- Location in St. Lucie County and the state of Florida
- Coordinates: 27°24′26″N 80°22′05″W﻿ / ﻿27.40722°N 80.36806°W
- Country: United States
- State: Florida
- County: St. Lucie

Area
- • Total: 2.67 sq mi (6.92 km^{2})
- • Land: 2.67 sq mi (6.92 km^{2})
- • Water: 0 sq mi (0.00 km^{2})
- Elevation: 10 ft (3.0 m)

Population (2020)
- • Total: 5,209
- • Density: 1,950.6/sq mi (753.14/km^{2})
- Time zone: UTC-5 (Eastern (EST))
- • Summer (DST): UTC-4 (EDT)
- FIPS code: 12-24387
- GNIS ID: 2402500

= Fort Pierce South, Florida =

Fort Pierce South is a census-designated place (CDP) in St. Lucie County, Florida, United States. As of the 2020 census, Fort Pierce South had a population of 5,209. It is part of the Port St. Lucie Metropolitan Statistical Area.
==Geography==
According to the United States Census Bureau, the CDP has a total area of 4.5 sqmi, all land.

==Demographics==

Historical population
| Census | Pop. | Note | %± |
| 2000 | 5,672 |  | — |
| 2010 | 5,062 |  | −10.8% |
| 2020 | 5,209 |  | 2.9% |
U.S. Decennial Census

===2020 census===

As of the 2020 census, Fort Pierce South had a population of 5,209. The median age was 36.9 years. 24.3% of residents were under the age of 18 and 15.1% of residents were 65 years of age or older. For every 100 females there were 100.8 males, and for every 100 females age 18 and over there were 100.2 males age 18 and over.

100.0% of residents lived in urban areas, while 0.0% lived in rural areas.

There were 1,782 households in Fort Pierce South, of which 35.9% had children under the age of 18 living in them. Of all households, 40.9% were married-couple households, 24.1% were households with a male householder and no spouse or partner present, and 26.0% were households with a female householder and no spouse or partner present. About 23.6% of all households were made up of individuals and 10.1% had someone living alone who was 65 years of age or older.

There were 1,937 housing units, of which 8.0% were vacant. The homeowner vacancy rate was 2.0% and the rental vacancy rate was 6.4%.

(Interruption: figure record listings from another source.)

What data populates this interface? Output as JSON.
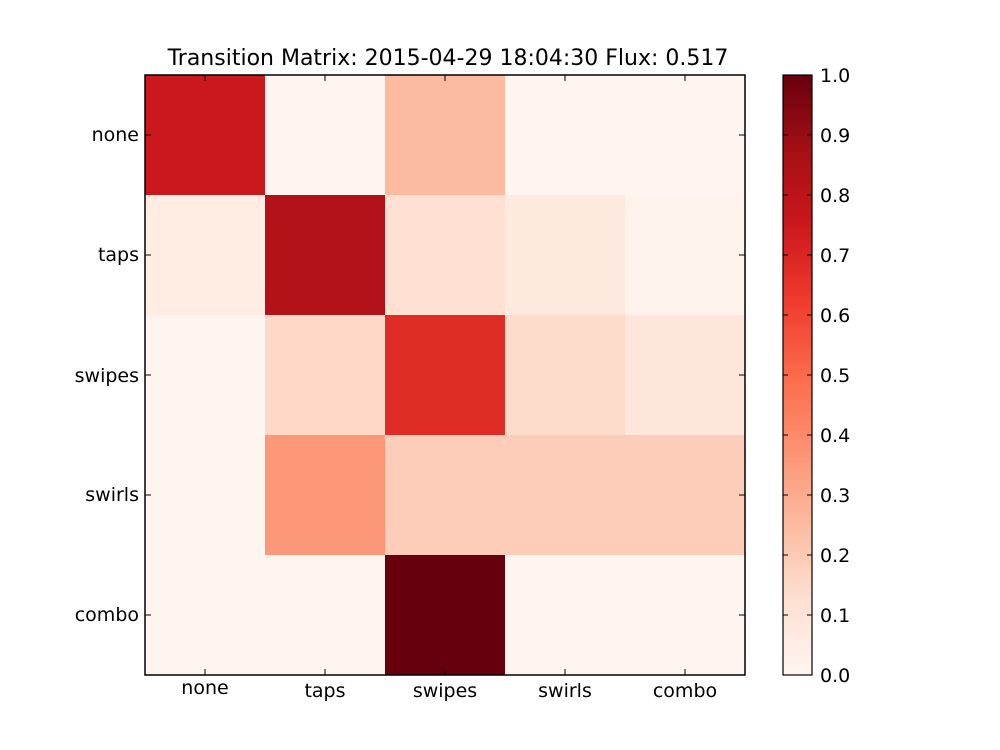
{
  "chart_data": {
    "type": "heatmap",
    "title": "Transition Matrix: 2015-04-29 18:04:30 Flux: 0.517",
    "xlabel": "",
    "ylabel": "",
    "x_categories": [
      "none",
      "taps",
      "swipes",
      "swirls",
      "combo"
    ],
    "y_categories": [
      "none",
      "taps",
      "swipes",
      "swirls",
      "combo"
    ],
    "values": [
      [
        0.75,
        0.0,
        0.25,
        0.0,
        0.0
      ],
      [
        0.05,
        0.83,
        0.12,
        0.07,
        0.02
      ],
      [
        0.0,
        0.15,
        0.68,
        0.14,
        0.09
      ],
      [
        0.0,
        0.36,
        0.19,
        0.19,
        0.19
      ],
      [
        0.0,
        0.0,
        1.0,
        0.0,
        0.0
      ]
    ],
    "colorbar": {
      "min": 0.0,
      "max": 1.0,
      "ticks": [
        "0.0",
        "0.1",
        "0.2",
        "0.3",
        "0.4",
        "0.5",
        "0.6",
        "0.7",
        "0.8",
        "0.9",
        "1.0"
      ],
      "colormap": "Reds"
    },
    "grid": false
  }
}
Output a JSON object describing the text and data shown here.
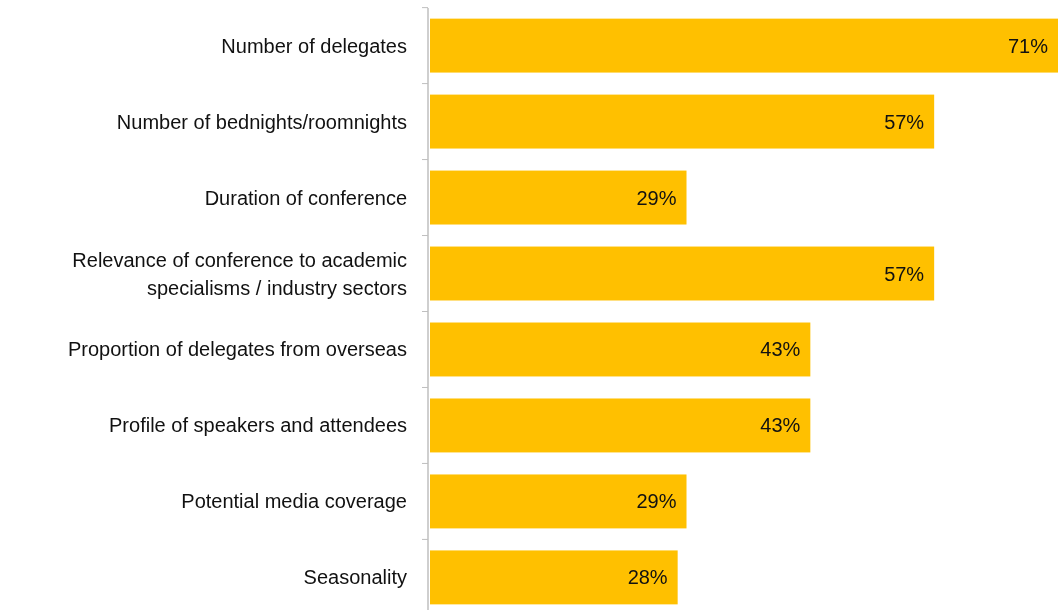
{
  "chart_data": {
    "type": "bar",
    "orientation": "horizontal",
    "categories": [
      "Number of delegates",
      "Number of bednights/roomnights",
      "Duration of conference",
      "Relevance of conference to academic specialisms / industry sectors",
      "Proportion of delegates from overseas",
      "Profile of speakers and attendees",
      "Potential media coverage",
      "Seasonality"
    ],
    "values": [
      71,
      57,
      29,
      57,
      43,
      43,
      29,
      28
    ],
    "value_labels": [
      "71%",
      "57%",
      "29%",
      "57%",
      "43%",
      "43%",
      "29%",
      "28%"
    ],
    "color": "#ffc000"
  }
}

Racial composition as of the 2020 census
| Race | Number | Percent |
|---|---|---|
| White | 2,743 | 52.7% |
| Black or African American | 779 | 15.0% |
| American Indian and Alaska Native | 45 | 0.9% |
| Asian | 42 | 0.8% |
| Native Hawaiian and Other Pacific Islander | 2 | 0.0% |
| Some other race | 809 | 15.5% |
| Two or more races | 789 | 15.1% |
| Hispanic or Latino (of any race) | 1,858 | 35.7% |

===2000 census===

As of the 2000 census, there were 5,672 people, 2,053 households, and 1,478 families residing in the CDP. The population density was 1,259.5 PD/sqmi. There were 2,213 housing units at an average density of 491.4 /sqmi. The racial makeup of the CDP was 77.29% White, 13.13% African American, 0.05% Native American, 1.16% Asian, 0.05% Pacific Islander, 5.73% from other races, and 2.57% from two or more races. Hispanic or Latino of any race were 17.60% of the population.

There were 2,053 households, out of which 35.7% had children under the age of 18 living with them, 51.0% were married couples living together, 14.9% had a female householder with no husband present, and 28.0% were non-families. 20.8% of all households were made up of individuals, and 7.8% had someone living alone who was 65 years of age or older. The average household size was 2.76 and the average family size was 3.17.

In the CDP, the population was spread out, with 27.9% under the age of 18, 10.6% from 18 to 24, 29.0% from 25 to 44, 21.1% from 45 to 64, and 11.4% who were 65 years of age or older. The median age was 33 years. For every 100 females, there were 96.3 males. For every 100 females age 18 and over, there were 97.7 males.

The median income for a household in the CDP was $31,308, and the median income for a family was $35,383. Males had a median income of $26,830 versus $21,810 for females. The per capita income for the CDP was $16,801. About 12.0% of families and 17.6% of the population were below the poverty line, including 26.1% of those under age 18 and 9.7% of those age 65 or over.